Estranged from his family, Stephen must find a way to come to terms with his past and say goodbye to the father whose expectations he could never live up to. The small, conservative town provides its own challenges as Russ realizes providing emotional support is one part of being a true partner for Stephen.
Review: Partners is the sequel to Equals, and it is important to read them in order to get the best enjoyment from Partners. This part of Stephen Parker and Russ Bishop’s story begins a few months after Equals ends. They are headed to Stephen’s hometown in Georgia for the first time since his father kicked him out when he came out to him. The only reason they are traveling there now is for Stephen’s dad’s funeral. There is no other family, so Stephen has to plan it and be the one at the front of the room accepting condolences for the death of a man who hated Stephen as much as Stephen hated him.

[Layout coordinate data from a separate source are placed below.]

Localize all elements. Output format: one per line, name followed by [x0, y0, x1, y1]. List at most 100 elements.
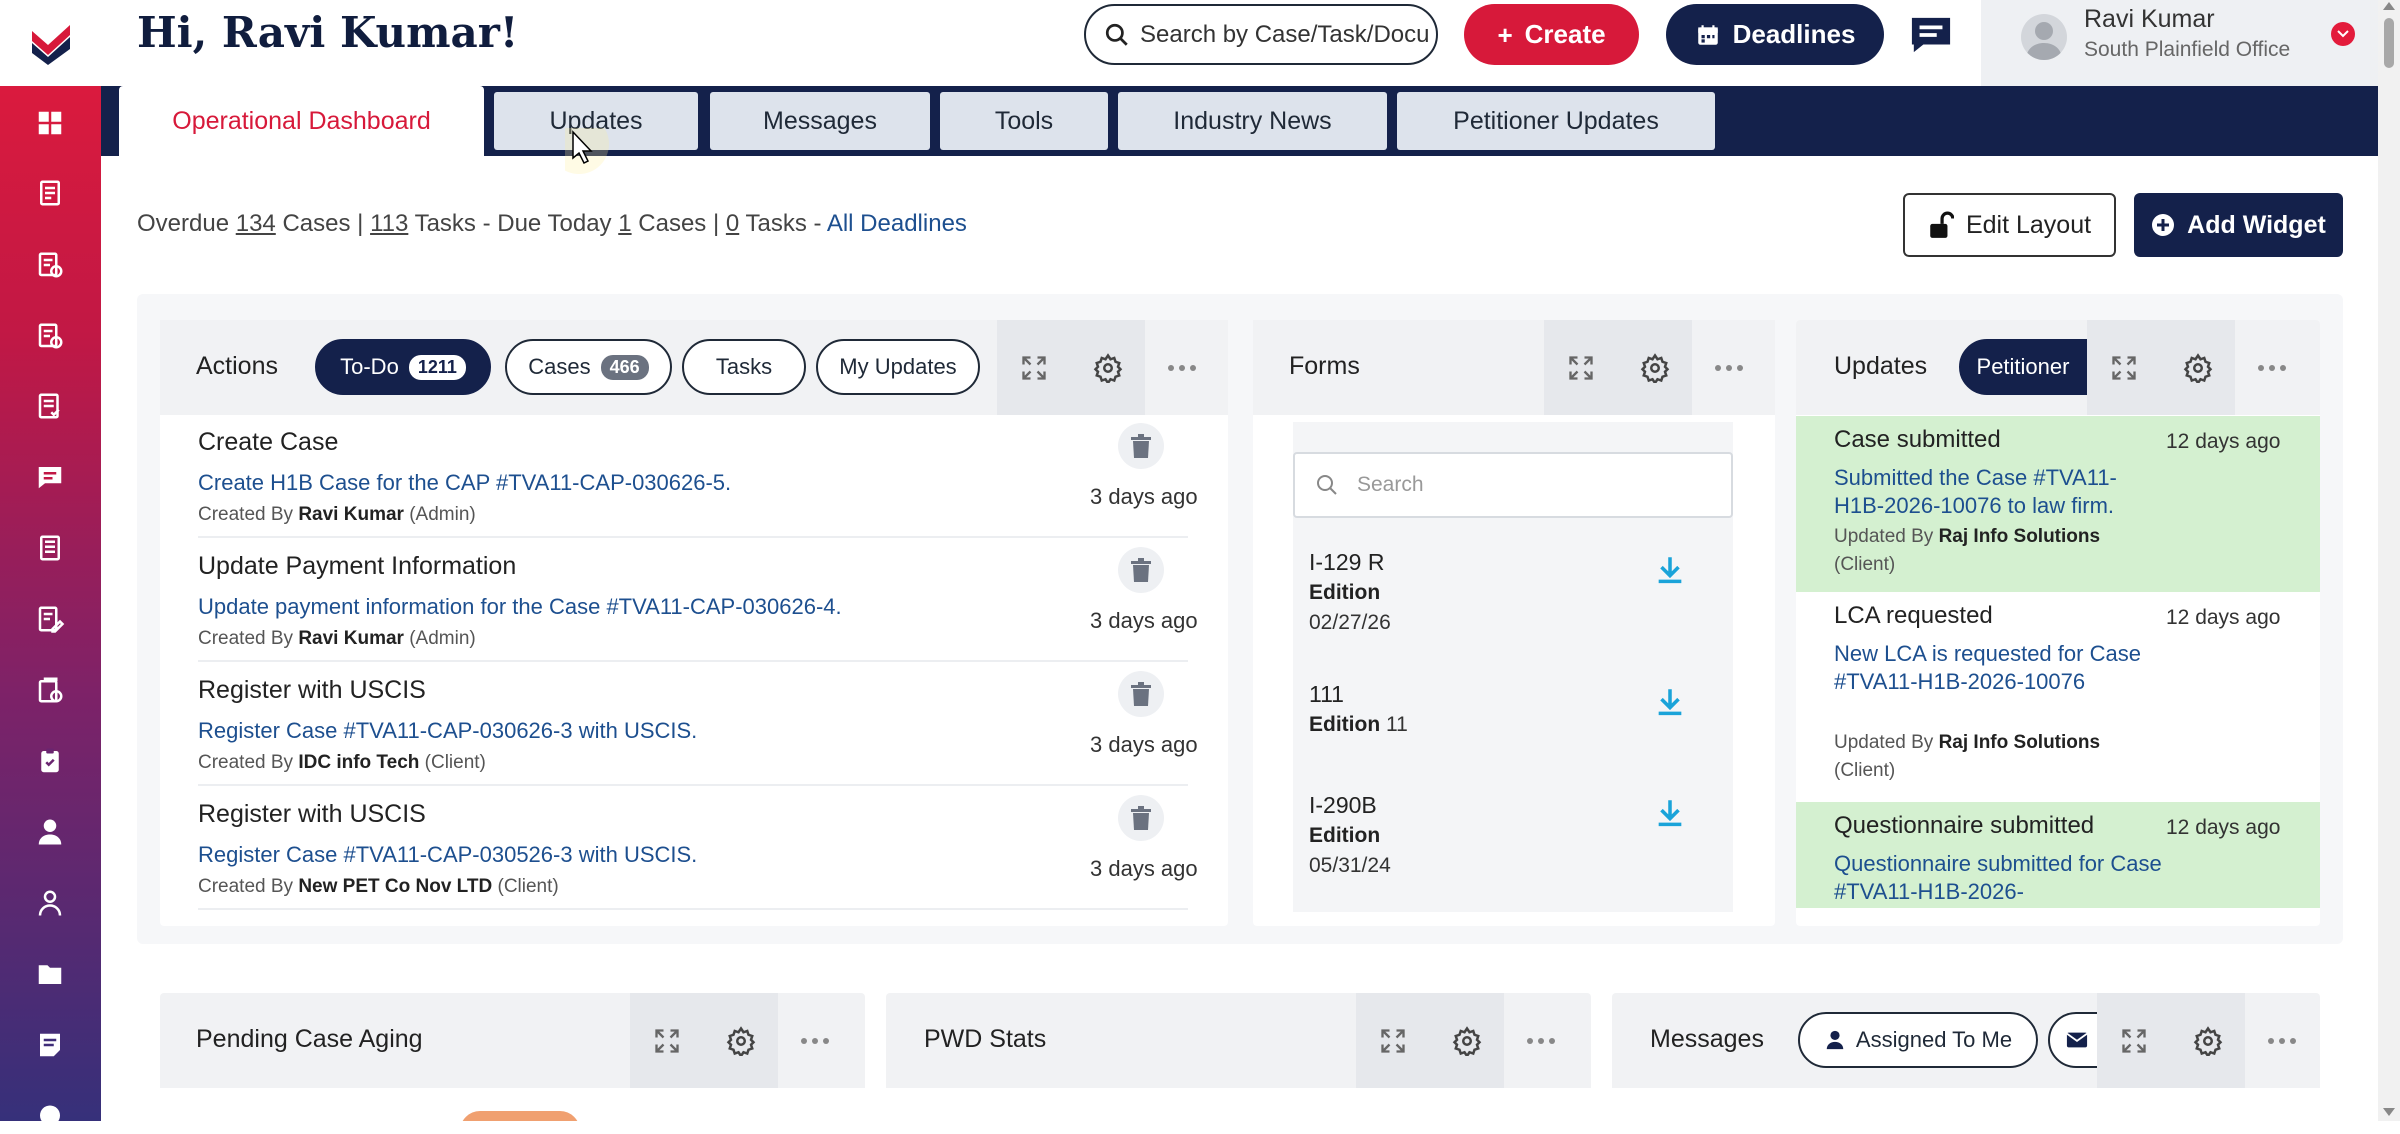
action-item[interactable]: Register with USCIS Register Case #TVA11… [198, 671, 1238, 786]
page-scrollbar[interactable] [2378, 0, 2400, 1121]
global-search[interactable]: Search by Case/Task/Docu [1084, 4, 1438, 65]
chevron-down-icon[interactable] [2331, 22, 2355, 46]
action-item[interactable]: Register with USCIS Register Case #TVA11… [198, 795, 1238, 910]
more-options-icon[interactable] [2235, 320, 2309, 415]
form-edition: Edition [1309, 581, 1381, 604]
action-item[interactable]: Create Case Create H1B Case for the CAP … [198, 423, 1238, 538]
trash-icon[interactable] [1118, 795, 1164, 841]
action-desc[interactable]: Update payment information for the Case … [198, 594, 842, 620]
todo-pill[interactable]: To-Do 1211 [315, 339, 491, 395]
gear-icon[interactable] [1071, 320, 1145, 415]
due-cases-link[interactable]: 1 [618, 210, 631, 237]
overdue-cases-link[interactable]: 134 [236, 210, 276, 237]
action-desc[interactable]: Create H1B Case for the CAP #TVA11-CAP-0… [198, 470, 731, 496]
petitioner-pill[interactable]: Petitioner [1959, 339, 2087, 395]
more-sidebar-icon[interactable] [29, 1092, 71, 1134]
tasks-pill[interactable]: Tasks [682, 339, 806, 395]
action-desc[interactable]: Register Case #TVA11-CAP-030526-3 with U… [198, 842, 697, 868]
trash-icon[interactable] [1118, 547, 1164, 593]
documents-icon[interactable] [29, 172, 71, 214]
due-tasks-link[interactable]: 0 [726, 210, 739, 237]
cases-pill[interactable]: Cases 466 [505, 339, 672, 395]
forms-search-input[interactable]: Search [1357, 473, 1424, 497]
billing-icon[interactable] [29, 315, 71, 357]
search-input[interactable]: Search by Case/Task/Docu [1140, 21, 1429, 49]
user-tie-icon[interactable] [29, 811, 71, 853]
forms-search[interactable]: Search [1293, 452, 1733, 518]
folder-icon[interactable] [29, 953, 71, 995]
divider [198, 660, 1188, 662]
expand-icon[interactable] [1544, 320, 1618, 415]
assigned-to-me-pill[interactable]: Assigned To Me [1798, 1012, 2038, 1068]
overdue-tasks-link[interactable]: 113 [370, 210, 408, 237]
app-logo[interactable] [0, 0, 101, 86]
download-icon[interactable] [1653, 553, 1687, 587]
deadlines-button[interactable]: Deadlines [1666, 4, 1884, 65]
scroll-thumb[interactable] [2384, 18, 2394, 68]
expand-icon[interactable] [1356, 993, 1430, 1088]
case-check-icon[interactable] [29, 244, 71, 286]
scroll-down-icon[interactable] [2383, 1108, 2395, 1116]
more-options-icon[interactable] [2245, 993, 2319, 1088]
tasks-icon[interactable] [29, 385, 71, 427]
expand-icon[interactable] [997, 320, 1071, 415]
my-updates-pill[interactable]: My Updates [816, 339, 980, 395]
all-deadlines-link[interactable]: All Deadlines [827, 210, 967, 237]
update-desc[interactable]: New LCA is requested for Case #TVA11-H1B… [1834, 640, 2164, 696]
expand-icon[interactable] [630, 993, 704, 1088]
edit-doc-icon[interactable] [29, 598, 71, 640]
update-item[interactable]: Case submitted 12 days ago Submitted the… [1796, 416, 2320, 592]
user-icon[interactable] [29, 882, 71, 924]
notes-icon[interactable] [29, 1024, 71, 1066]
dashboard-icon[interactable] [29, 102, 71, 144]
download-icon[interactable] [1653, 796, 1687, 830]
more-options-icon[interactable] [778, 993, 852, 1088]
action-item[interactable]: Update Payment Information Update paymen… [198, 547, 1238, 662]
gear-icon[interactable] [2171, 993, 2245, 1088]
form-item[interactable]: I-129 R Edition 02/27/26 [1293, 535, 1733, 655]
form-item[interactable]: 111 Edition 11 [1293, 667, 1733, 782]
edit-layout-button[interactable]: Edit Layout [1903, 193, 2116, 257]
forms-widget: Forms Search I-129 R Edition 02/27/26 11… [1253, 320, 1775, 926]
action-time: 3 days ago [1090, 856, 1198, 881]
trash-icon[interactable] [1118, 671, 1164, 717]
scroll-up-icon[interactable] [2383, 2, 2395, 10]
form-item[interactable]: I-290B Edition 05/31/24 [1293, 778, 1733, 898]
sidebar [0, 0, 101, 1126]
user-name: Ravi Kumar [2084, 5, 2215, 33]
trash-icon[interactable] [1118, 423, 1164, 469]
action-desc[interactable]: Register Case #TVA11-CAP-030626-3 with U… [198, 718, 697, 744]
gear-icon[interactable] [1618, 320, 1692, 415]
unlock-icon [1930, 211, 1954, 238]
messages-title: Messages [1650, 1025, 1764, 1053]
gear-icon[interactable] [1430, 993, 1504, 1088]
update-desc[interactable]: Questionnaire submitted for Case #TVA11-… [1834, 850, 2164, 906]
tab-messages[interactable]: Messages [710, 92, 930, 150]
user-menu[interactable]: Ravi Kumar South Plainfield Office [1981, 0, 2378, 86]
tab-tools[interactable]: Tools [940, 92, 1108, 150]
gear-icon[interactable] [704, 993, 778, 1088]
create-button[interactable]: + Create [1464, 4, 1639, 65]
messages-icon[interactable] [29, 456, 71, 498]
expand-icon[interactable] [2097, 993, 2171, 1088]
add-widget-button[interactable]: Add Widget [2134, 193, 2343, 257]
todo-label: To-Do [340, 354, 399, 379]
expand-icon[interactable] [2087, 320, 2161, 415]
tab-industry-news[interactable]: Industry News [1118, 92, 1387, 150]
tab-petitioner-updates[interactable]: Petitioner Updates [1397, 92, 1715, 150]
more-options-icon[interactable] [1692, 320, 1766, 415]
chat-button[interactable] [1907, 12, 1955, 58]
more-options-icon[interactable] [1145, 320, 1219, 415]
reports-icon[interactable] [29, 527, 71, 569]
more-options-icon[interactable] [1504, 993, 1578, 1088]
tab-operational-dashboard[interactable]: Operational Dashboard [119, 86, 484, 156]
gear-icon[interactable] [2161, 320, 2235, 415]
update-desc[interactable]: Submitted the Case #TVA11-H1B-2026-10076… [1834, 464, 2164, 520]
clipboard-icon[interactable] [29, 740, 71, 782]
update-item[interactable]: Questionnaire submitted 12 days ago Ques… [1796, 802, 2320, 908]
update-role: (Client) [1834, 760, 1896, 781]
calendar-icon [1697, 24, 1718, 45]
update-item[interactable]: LCA requested 12 days ago New LCA is req… [1796, 592, 2320, 800]
download-icon[interactable] [1653, 685, 1687, 719]
invoice-icon[interactable] [29, 669, 71, 711]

Everyone in town has heard rumors over the years about Stephen being gay. When he and Russ arrive, their first stop is the home of the one family friend his father had, Miss Esther. She insists they stay with her instead of at the motel they have reserved. This turns out to be a good decision, as she is a wealth of memories and mementoes that help Stephen remember that there were good times with his dad. It becomes the one thing that makes him feel something other than anger at his father.
They go next to the funeral home where they receive their first of many encounters with homophobia from the wife of the funeral director. They have decided not to hide their relationship, but instead to be open about it but not overtly affectionate. Stephen inexplicably allows himself to be talked into having a viewing for his father. The only reason for this plot development that I can fathom is to show just how homophobic the town is. Stephen is a strong, smart, and decisive man. This forced choice seems to be out of character for him. While reading it, I saw nothing in it to move the plot forward. It only reinforced Stephen’s already deep-rooted hatred for the town, its inhabitants, and his father. I don’t claim to be a writer, but if I were, I’m not sure I would have included this in the book.
Stephen is usually the stronger, more “in control” partner in his relationship with Russ, but his despondency allows him to open up a little bit and let Russ take care of him and comfort him. They tour the town, and Stephen shows Russ the old, now deserted, farm where he grew up. They have a beautiful, sweet time there and it made me feel so good that Stephen was able to make some good memories in a place that before represented only pain for him.
Miss Esther feeds them good southern cooking, and informs them that she has the photo albums from Stephen’s family home. When his father was going into assisted living and they were going to be trashed, she grabbed them thinking that someday Stephen might want them. Through them and Miss Esther’s stories, Stephen remembers some good times as a child, and Russ comes to understand the man he loves on a deeper level.
I believe that by the end of Partners, Russ and Stephen are actually more Equals than at the beginning. Seeing where Stephen came from opens up insight into him that Russ didn’t have before. The pain it caused Stephen allowed him to acknowledge his need to be comforted and taken care of by Russ. The reversal of their usual relationship roles truly put them on equal footing.